Problem 5A. Use the data below to calculate the standard entropy of ammonia at 298 K (units are in cal or cal/K, all for one mol).
T (K) C(p,m,solid)
15 0.175
20 0.368
30 1.033
40 1.841
50 2.663
60 3.474
70 4.232
80 4.954
90 5.612
100 6.246
110 6.877
120 7.497
130 8.120
140 8.699
150 9.272
160 9.846
170 10.42
180 11.03
190 11.71
195.42 11.98
Other Data

melts at 195.42 K

ΔH(fusion) = 1351.6

C(p,m,liq)= 17.89 (ave)

boils at 239.74 K

ΔH(vap) = 5581
T(K) C(p,m,gas)
239.74 8.36
298.15 8.49

Problem 6A. Calculalate the fugacity coefficients of methane at 100, 500, and 1000 atm (plot the appropriate plot) at T=203K for which the data below are given.
P (atm) Z
1 0.9940
10 0.9370
20 0.8683
30 0.7928
40 0.7034
50 0.5936
60 0.3429
100 0.3767
120 0.4259
140 0.4753
160 0.5252
180 0.5752
200 0.6246
250 0.7468
300 0.8663
400 1.0980
500 1.3236
600 1.5409
800 1.9626
1000 2.3684

Problem 6B.

For the Dang function, D = A - FL where F is the force and L is the length of an elastomer.
i.
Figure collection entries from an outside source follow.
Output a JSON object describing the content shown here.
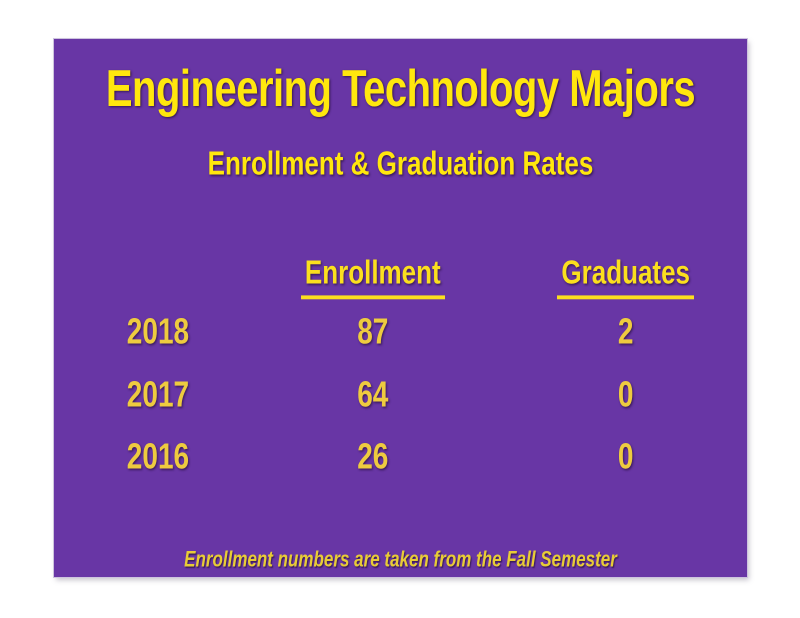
{
  "colors": {
    "page_background": "#ffffff",
    "slide_background": "#6836a5",
    "title_text": "#ffe70d",
    "header_text": "#fbdf1e",
    "data_text": "#eecb3f",
    "footnote_text": "#e8cc36"
  },
  "slide": {
    "title": "Engineering Technology Majors",
    "subtitle": "Enrollment & Graduation Rates",
    "footnote": "Enrollment numbers are taken from the Fall Semester"
  },
  "table": {
    "columns": [
      "Enrollment",
      "Graduates"
    ],
    "rows": [
      {
        "year": "2018",
        "enrollment": "87",
        "graduates": "2"
      },
      {
        "year": "2017",
        "enrollment": "64",
        "graduates": "0"
      },
      {
        "year": "2016",
        "enrollment": "26",
        "graduates": "0"
      }
    ]
  },
  "chart_data": {
    "type": "table",
    "title": "Engineering Technology Majors",
    "subtitle": "Enrollment & Graduation Rates",
    "categories": [
      "2018",
      "2017",
      "2016"
    ],
    "series": [
      {
        "name": "Enrollment",
        "values": [
          87,
          64,
          26
        ]
      },
      {
        "name": "Graduates",
        "values": [
          2,
          0,
          0
        ]
      }
    ],
    "annotations": [
      "Enrollment numbers are taken from the Fall Semester"
    ]
  }
}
What are the Maxwell relationships for this function?
ii. What is the change in entropy if the force on an elastomer is doubled at constant temperature in terms of a, b, Lo, and T? The length of the elastomer is given as L = Lo(1 - b/T) where T is the temperature, "b" is a constant, and Lo is the length of the unstretched elastomer. Note - the length of Lo depends on temperature. Let a = (dLo/dT).


Please check out the "other problems", plus any others you may want. Most of them are good practice.